HIVE Digital Technologies has brought its BUZZ Artificial Intelligence Cloud platform online in Asunción, Paraguay, with live GPU compute nodes now serving workloads from an academic research team at Columbia University in New York. The deployment is the first GPU cluster to go live under the company’s phased plan to add Artificial Intelligence and high-performance computing infrastructure to its renewable energy operations in Paraguay. HIVE is using the project to test whether Paraguay can support low-latency, high-availability GPU cloud services for customers outside the country.

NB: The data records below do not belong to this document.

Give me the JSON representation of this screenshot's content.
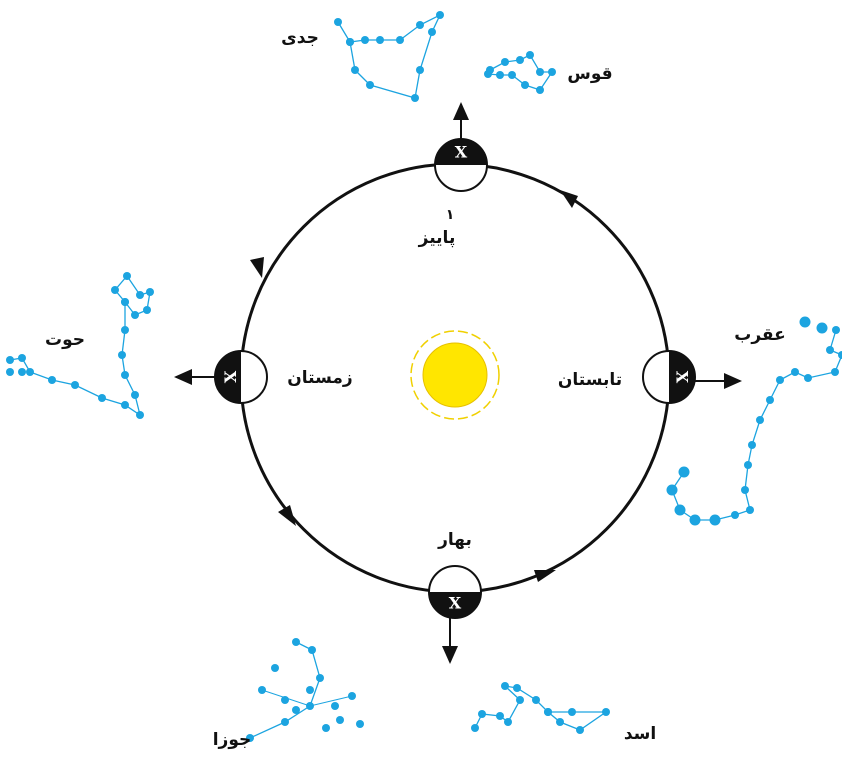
{
  "seasons": [
    {
      "label": "پاییز",
      "marker": "X",
      "note": "۱"
    },
    {
      "label": "زمستان",
      "marker": "X"
    },
    {
      "label": "تابستان",
      "marker": "X"
    },
    {
      "label": "بهار",
      "marker": "X"
    }
  ],
  "constellations": [
    {
      "label": "جدی"
    },
    {
      "label": "قوس"
    },
    {
      "label": "حوت"
    },
    {
      "label": "عقرب"
    },
    {
      "label": "جوزا"
    },
    {
      "label": "اسد"
    }
  ]
}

The Columbia University team is using the BUZZ Cloud infrastructure for large language model pre-training and end-to-end foundation model training. The work focuses on optimization algorithms designed to improve model quality while reducing computational and memory costs, with performance evaluated through training metrics such as loss and perplexity as well as downstream benchmarks. Their work begins with small- to medium-scale models (0.2B to 2B parameters, including GPT-2-class and LLaMA-style architectures) and is scaling to larger models (8B+ parameters) using multi-GPU distributed training frameworks. In early experiments, Muon has shown roughly 1.3x greater efficiency1 than standard baselines by exploiting the structure of model weights.

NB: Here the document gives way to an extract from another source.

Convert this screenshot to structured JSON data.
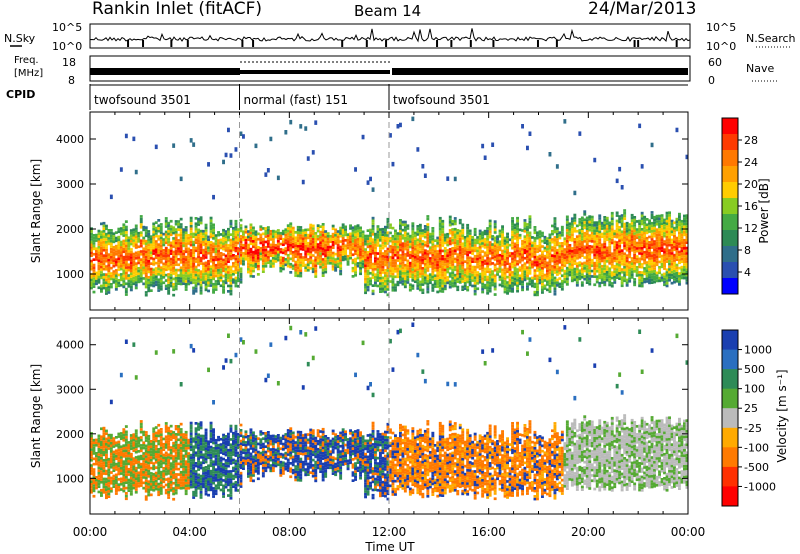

HIVE said the live research workloads will provide operational data on latency, throughput, and workload management between New York and Asunción. The company plans to use that information to shape a broader expansion strategy, with initial deployment targets through 2027. It expects the current cluster to serve as a proof of concept before further Tier III data center development in Yguazú, where additional infrastructure upgrades would be needed to support larger-scale GPU cloud services.

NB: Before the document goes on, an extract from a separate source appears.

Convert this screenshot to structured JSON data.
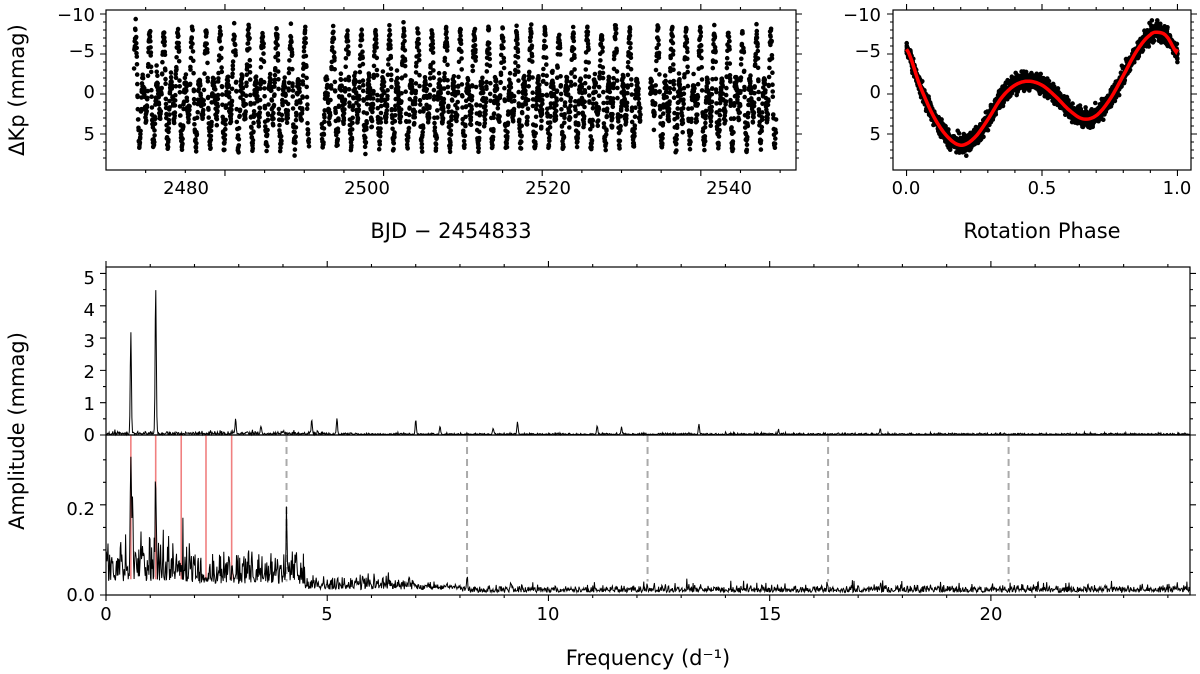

The company argues Paraguay is well suited for this buildout because of abundant hydroelectric power and fiber connectivity. HIVE’s existing 300-megawatt (“MW”) renewable power base, sourced from hydroelectric generation, combined with the telecom partner’s enterprise-grade network infrastructure, creates a platform that can serve demanding workloads originating outside Paraguay’s borders, including from North American institutional clients. Frank Holmes said HIVE has 300 MW of renewable hydroelectric power operational in Paraguay, with another 100 MW in development. Management also pointed to Paraguay’s recent economic growth, stable governance, and openness to foreign infrastructure investment as supportive conditions for future expansion.